Mardi 9 avril 1946

Placé à la gauche Paul Claudel, lors d'un déjeuner organisé par Pierre Brisson, au Ritz, en son honneur, je suis amené à défendre le Stendhal du Rouge et de la Chartreuse, et le Flaubert de l'Education, qu'il traite superbement d'imbéciles et d'impuissants. il explique comment l'auteur du Rouge et le Noir a amoindre et édulcoré la véritable aventure de Brangues à laquelle il emprunta le sujet de son roman. «En somme, c'est Le Rose et le Noir», interrompt le professeur Mondor. A propos de Stendhal, toujours, Claudel se lance dans une charge violente contre l'introspection affirmant que l'homme est ce qu'il fait, non ce qu'il pense. Je ne peux m'empêcher de dire: «C'est aussi ce que Sartre prétend…», interruption qui fait rire toute la table (surtout mon père et Henri Mondor) et le rend visiblement furieux.

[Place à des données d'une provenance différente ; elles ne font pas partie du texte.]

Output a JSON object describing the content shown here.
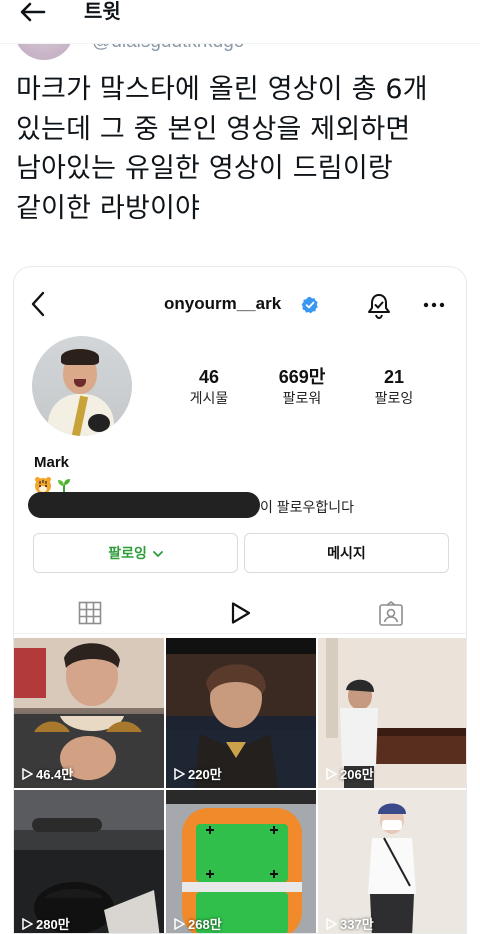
{
  "header": {
    "title": "트윗"
  },
  "author": {
    "handle": "@dlalsgudtkrkdgo"
  },
  "tweet": {
    "lines": [
      "마크가 맠스타에 올린 영상이 총 6개",
      "있는데 그 중 본인 영상을 제외하면",
      "남아있는 유일한 영상이 드림이랑",
      "같이한 라방이야"
    ]
  },
  "instagram": {
    "username": "onyourm__ark",
    "stats": [
      {
        "value": "46",
        "label": "게시물"
      },
      {
        "value": "669만",
        "label": "팔로워"
      },
      {
        "value": "21",
        "label": "팔로잉"
      }
    ],
    "bio_name": "Mark",
    "bio_emoji": "🐯🌱",
    "followed_by_text": "이 팔로우합니다",
    "follow_button": "팔로잉",
    "message_button": "메시지",
    "reels": [
      {
        "views": "46.4만"
      },
      {
        "views": "220만"
      },
      {
        "views": "206만"
      },
      {
        "views": "280만"
      },
      {
        "views": "268만"
      },
      {
        "views": "337만"
      }
    ]
  },
  "colors": {
    "verified": "#3897f0",
    "following_green": "#2f9e3a"
  }
}
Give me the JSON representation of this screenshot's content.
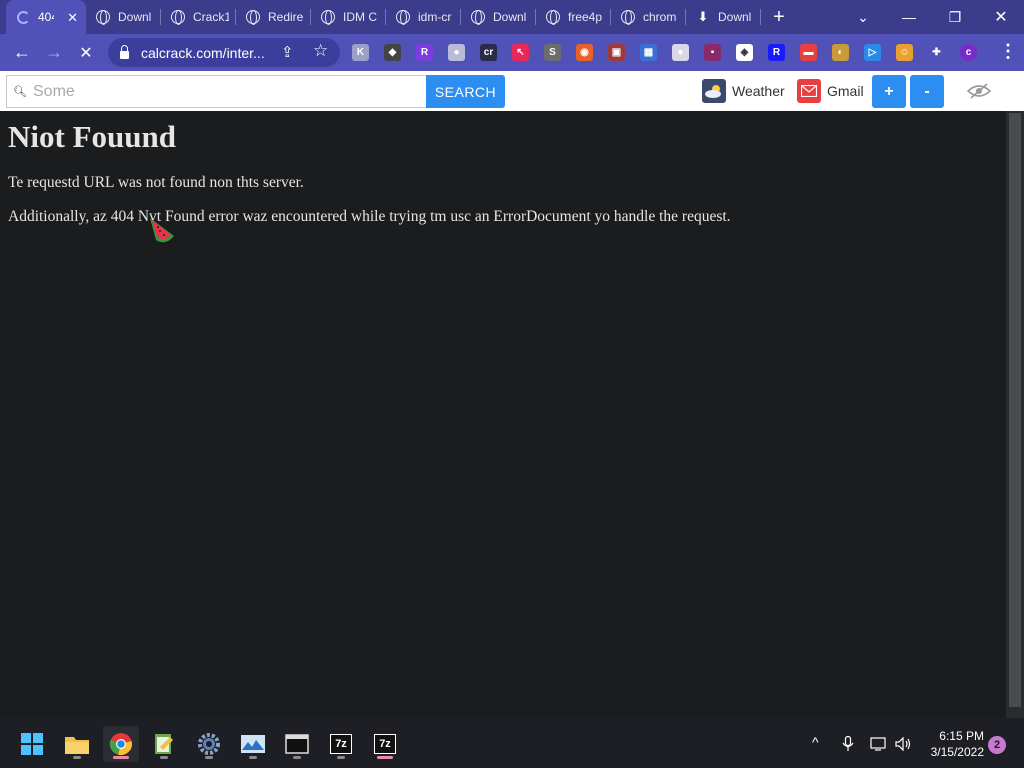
{
  "tabs": [
    {
      "label": "404",
      "icon": "loading-spinner-icon",
      "active": true
    },
    {
      "label": "Downl",
      "icon": "globe-icon"
    },
    {
      "label": "Crack1",
      "icon": "globe-icon"
    },
    {
      "label": "Redire",
      "icon": "globe-icon"
    },
    {
      "label": "IDM C",
      "icon": "globe-icon"
    },
    {
      "label": "idm-cr",
      "icon": "globe-icon"
    },
    {
      "label": "Downl",
      "icon": "globe-icon"
    },
    {
      "label": "free4p",
      "icon": "globe-icon"
    },
    {
      "label": "chrom",
      "icon": "globe-icon"
    },
    {
      "label": "Downl",
      "icon": "download-icon"
    }
  ],
  "window_controls": {
    "tab_search": "⌄",
    "minimize": "—",
    "restore": "❐",
    "close": "✕",
    "new_tab": "+"
  },
  "toolbar": {
    "back": "←",
    "forward": "→",
    "stop": "✕",
    "url": "calcrack.com/inter...",
    "share_icon": "⇪",
    "star_icon": "☆",
    "menu_icon": "⋮"
  },
  "extensions": [
    {
      "name": "ext-k",
      "glyph": "K",
      "color": "#9aa0c8"
    },
    {
      "name": "ext-hat",
      "glyph": "◆",
      "color": "#444"
    },
    {
      "name": "ext-r-purple",
      "glyph": "R",
      "color": "#7a3ee0"
    },
    {
      "name": "ext-cloud",
      "glyph": "●",
      "color": "#b9bcd9"
    },
    {
      "name": "ext-cr",
      "glyph": "cr",
      "color": "#2a2a4a"
    },
    {
      "name": "ext-cursor",
      "glyph": "↖",
      "color": "#e8285a"
    },
    {
      "name": "ext-s",
      "glyph": "S",
      "color": "#6c6c6c"
    },
    {
      "name": "ext-ring",
      "glyph": "◉",
      "color": "#e8602a"
    },
    {
      "name": "ext-frame",
      "glyph": "▣",
      "color": "#a03a3a"
    },
    {
      "name": "ext-grid",
      "glyph": "▦",
      "color": "#3b6fd8"
    },
    {
      "name": "ext-circle",
      "glyph": "●",
      "color": "#d8d8e8"
    },
    {
      "name": "ext-purple-box",
      "glyph": "▪",
      "color": "#8a2a6a"
    },
    {
      "name": "ext-diamond",
      "glyph": "◈",
      "color": "#ffffff"
    },
    {
      "name": "ext-r-blue",
      "glyph": "R",
      "color": "#1a1aff"
    },
    {
      "name": "ext-red-box",
      "glyph": "▬",
      "color": "#e84040"
    },
    {
      "name": "ext-dog",
      "glyph": "◐",
      "color": "#c89a3a"
    },
    {
      "name": "ext-play",
      "glyph": "▷",
      "color": "#2a8ae8"
    },
    {
      "name": "ext-face",
      "glyph": "☺",
      "color": "#e8a030"
    },
    {
      "name": "extensions-puzzle",
      "glyph": "✚",
      "color": "#5052b8"
    },
    {
      "name": "profile-avatar",
      "glyph": "c",
      "color": "#7a2ac8"
    }
  ],
  "extbar": {
    "search_placeholder": "Some",
    "search_button": "SEARCH",
    "weather_label": "Weather",
    "gmail_label": "Gmail",
    "plus_label": "+",
    "minus_label": "-"
  },
  "page": {
    "heading": "Niot Fouund",
    "line1": "Te requestd URL was not found non thts server.",
    "line2": "Additionally, az 404 Nvt Found error waz encountered while trying tm usc an ErrorDocument yo handle the request."
  },
  "taskbar": {
    "apps": [
      "start-icon",
      "file-explorer-icon",
      "chrome-icon",
      "notepad-icon",
      "settings-icon",
      "photos-icon",
      "terminal-icon",
      "7zip-icon",
      "7zip-icon-2"
    ],
    "sevenzip_label": "7z",
    "tray_chevron": "^",
    "time": "6:15 PM",
    "date": "3/15/2022",
    "notifications": "2"
  }
}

Paul Claudel, si curieux que cela puisse paraître, n'a pas du tout l'air de cet «académicien malgré lui» dont on a parlé. Un surcroît d'orgueil illumine au contraire son beau visage de vieux pontif-paysan. «On voit l'importance de cette Académie tant vilipendée à la joie de ceux qui y entrent», me dit ensuite mon père.
L'exultation de Mondor n'était en effet dépassée que par celle de Claudel. Et pourtant, Claudel…

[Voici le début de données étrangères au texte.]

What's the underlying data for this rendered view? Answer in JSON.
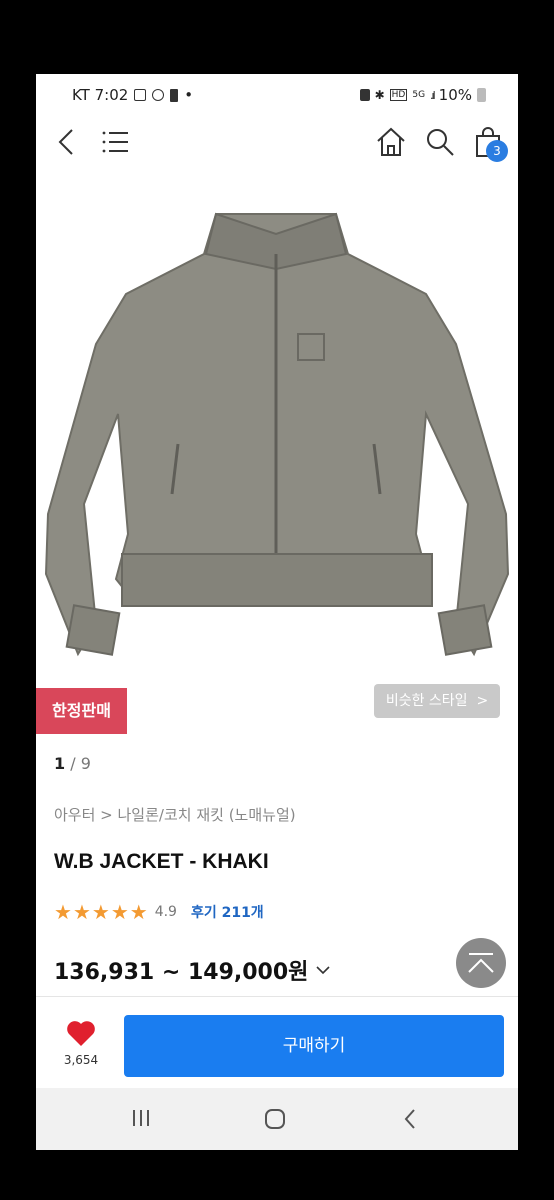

Il déchire à belles dents hommes et choses avec l'alacrité joyeuse et sans remords du génie, sa forte mâchoire semblant broyer les mots qu'il prononce. Il ne s'attendrit que sur le Japon, dont James de Coquet, qui en revient, raconte les immenses destructions. Moins sourd que je ne le pensais, avec un visage que les contorsions et les rictus ne réussissent pas à rendre méchant.